Le deuxième pivot du livre consiste à retenir et consacrer l’accusation de « génocide » à l’encontre d’Israël. Feignant de prendre des précautions, l’auteur s’aventure sur un terrain dangereux où il finit par glisser : « l’évocation d’un génocide commis par un État qui a été fondé par les Nations unies en réparation du plus grand génocide jamais perpétré est une question éminemment sensible ». Voilà Israël réduit à un lopin de terre en lot de consolation pour six millions de morts. « Les mots sont importants », ici, ceux de Fassin sont ineptes. Mais de poursuivre, saisi par l’Afrique du Sud, la Cour internationale de justice a évoqué un « risque plausible » de génocide, estimant ainsi que la requête formulée par Pretoria était fondée mais ne tranchant pas sur le fond. Allant vite en besogne, Fassin y voit un « jugement provisoire » et des « conclusions de l’instance judiciaire ». L’universitaire n’est pas regardant. Il invoque le rapport sans nuance de Francesca Albanese, « Anatomie d’un génocide ». Voilà qui à l’apparence du sérieux et de l’officiel puisque la dame est Rapporteuse spéciale des Nations unies sur la situation des droits humains dans les territoires palestiniens. C’est oublier que l’Italienne n’hésite pas à nazifier Israël, en rapprochant par exemple la photo d’un soldat SS de celle d’un soldat israélien, ou avoir décrit les États-Unis comme étant « subjugués par le lobby juif ». Pour elle, « Les victimes du 7 octobre n’ont pas été tuées à cause de leur judaïsme, mais en réaction à l’oppression d’Israël ».
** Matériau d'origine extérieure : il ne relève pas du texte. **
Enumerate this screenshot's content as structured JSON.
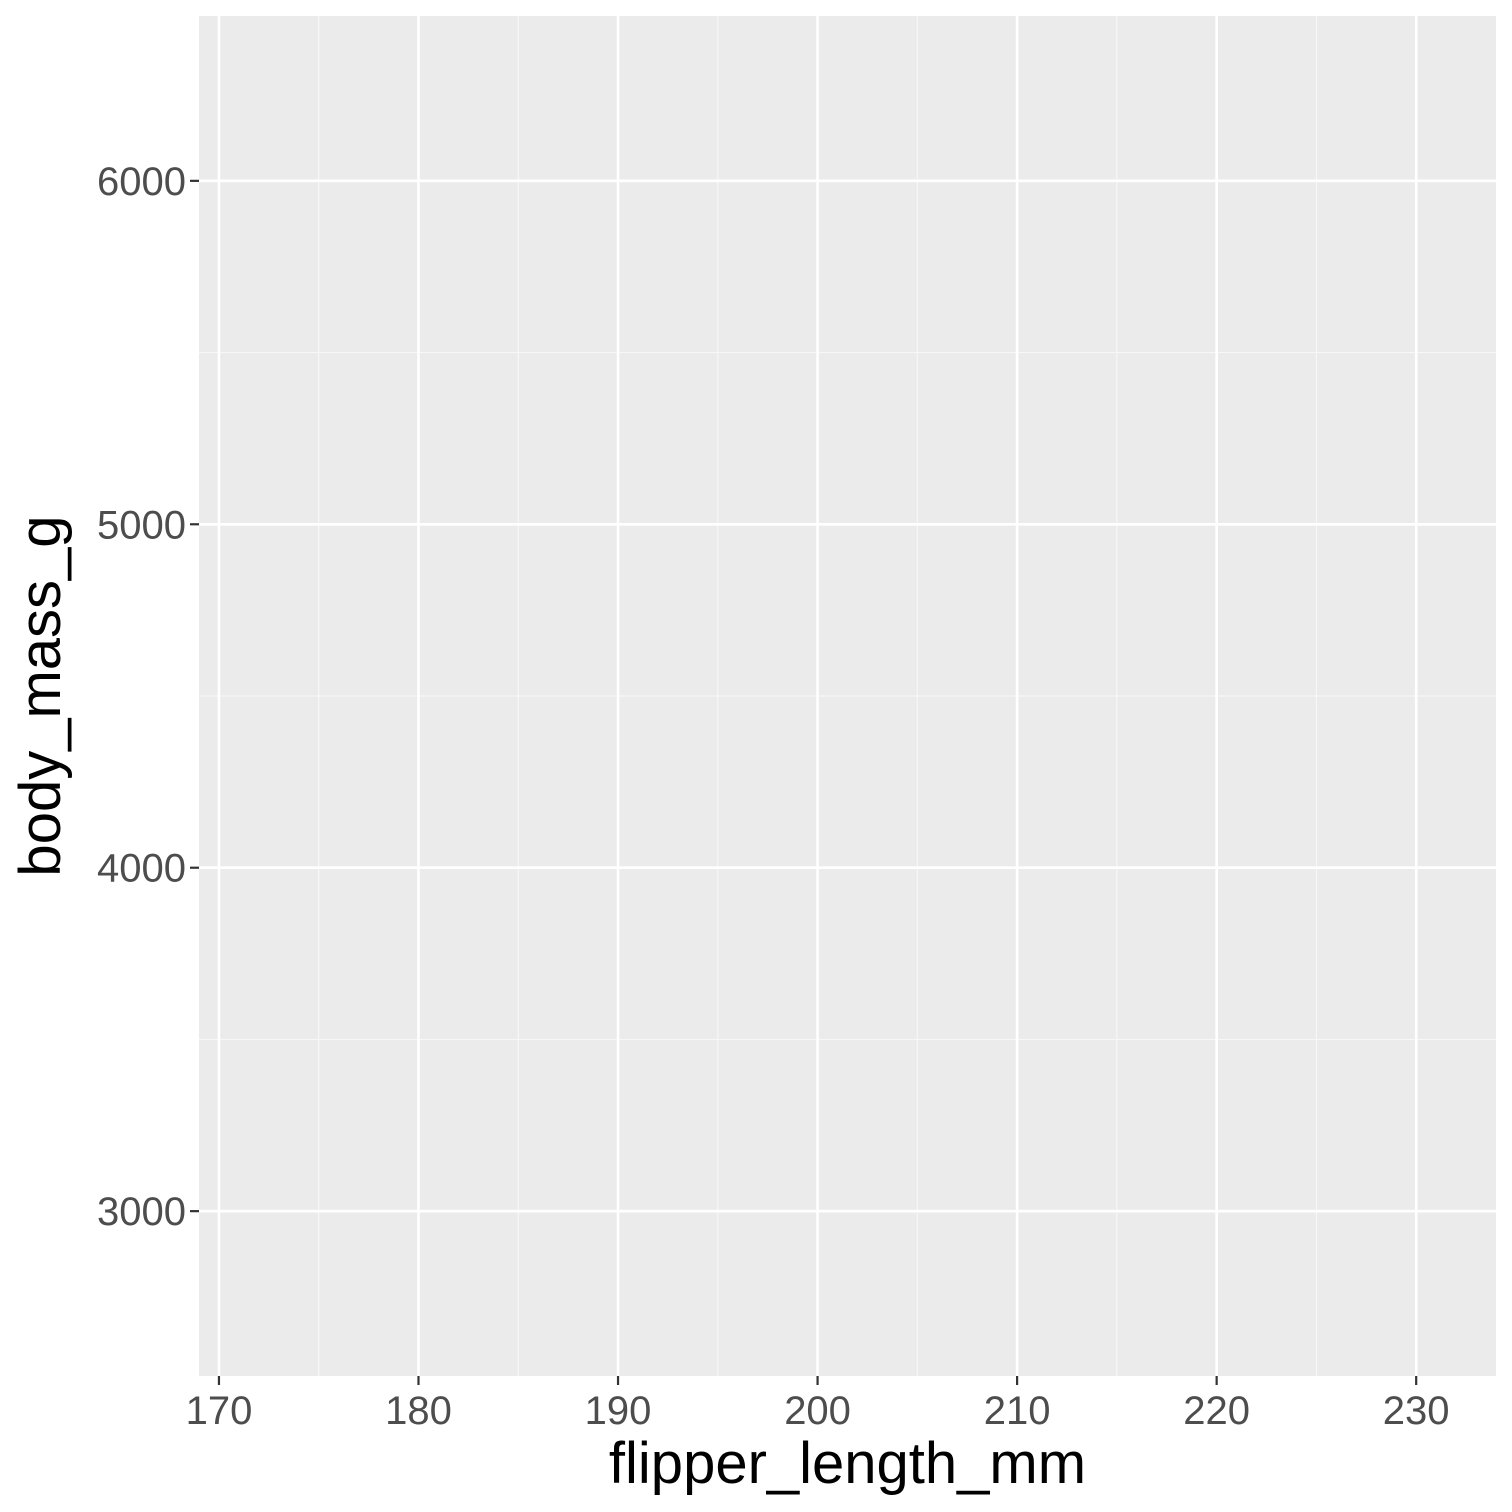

Encore et peut-être surtout, le cœur de la réflexion de Didier Fassin tient au consentement délibéré que les grandes puissances occidentales comme « les grands médias » accorderaient à « l’écrasement de Gaza ». « Les pays occidentaux soutiennent inconditionnellement le gouvernement israélien », affirme Fassin. Il se dit encore convaincu que toute protestation contre les « massacres à Gaza » est, dans les pays occidentaux, étouffée, interdite, poursuivie et réprimée. « Le racisme antimusulman et anti-arabe, et même désormais la violence antipalesinienne » séviraient en Occident, « bien qu’il en soit peu question ». Quid de la flambée d’antisémitisme ? L’auteur concède qu’elle « semble connaître une certaine recrudescence à chaque opération militaire israélienne ». Il « semble » bien en effet. Pour ce qui est de la France, le nombre d’actes antisémites recensés par le ministère de l’Intérieur a explosé de 300 % en un an. Mais on ne tiendra pas rigueur à l’universitaire de ne pas être statisticien ni expert en chiffres. Ainsi, à la date du 7 mai 2024, il estime à « au moins 100.000 victimes » le nombre de Palestiniens tués à Gaza, surpassant allègrement le décompte déjà contesté annoncé quotidiennement par le ministère de la Santé du Hamas.

Des dizaines de messages écrits par le chef de l’organisation terroriste à Gaza, Yahya Sinwar, que s’est procuré le Wall Street Journal, sont accablants : « L’effusion de sang [dans la bande de Gaza] profitera au Hamas ». « Le grand nombre de victimes imposera une pression internationale sur Israël », se félicite-t-il. Avec un cynisme sans nom le cerveau des massacres du 7 octobre qualifie de « sacrifices nécessaires » la mort de ses compatriotes civils. Didier Fassin ignore ces écrits qui révèlent un froid mépris pour la vie humaine. Peut-être parce que cette sinistre réalité contrarie son idéologie manichéenne.

Une étrange défaite. Sur le consentement à l’écrasement de Gaza, de Didier Fassin, éditions La Découverte, 190 p., 15 euros, en librairies le 5 septembre 2024.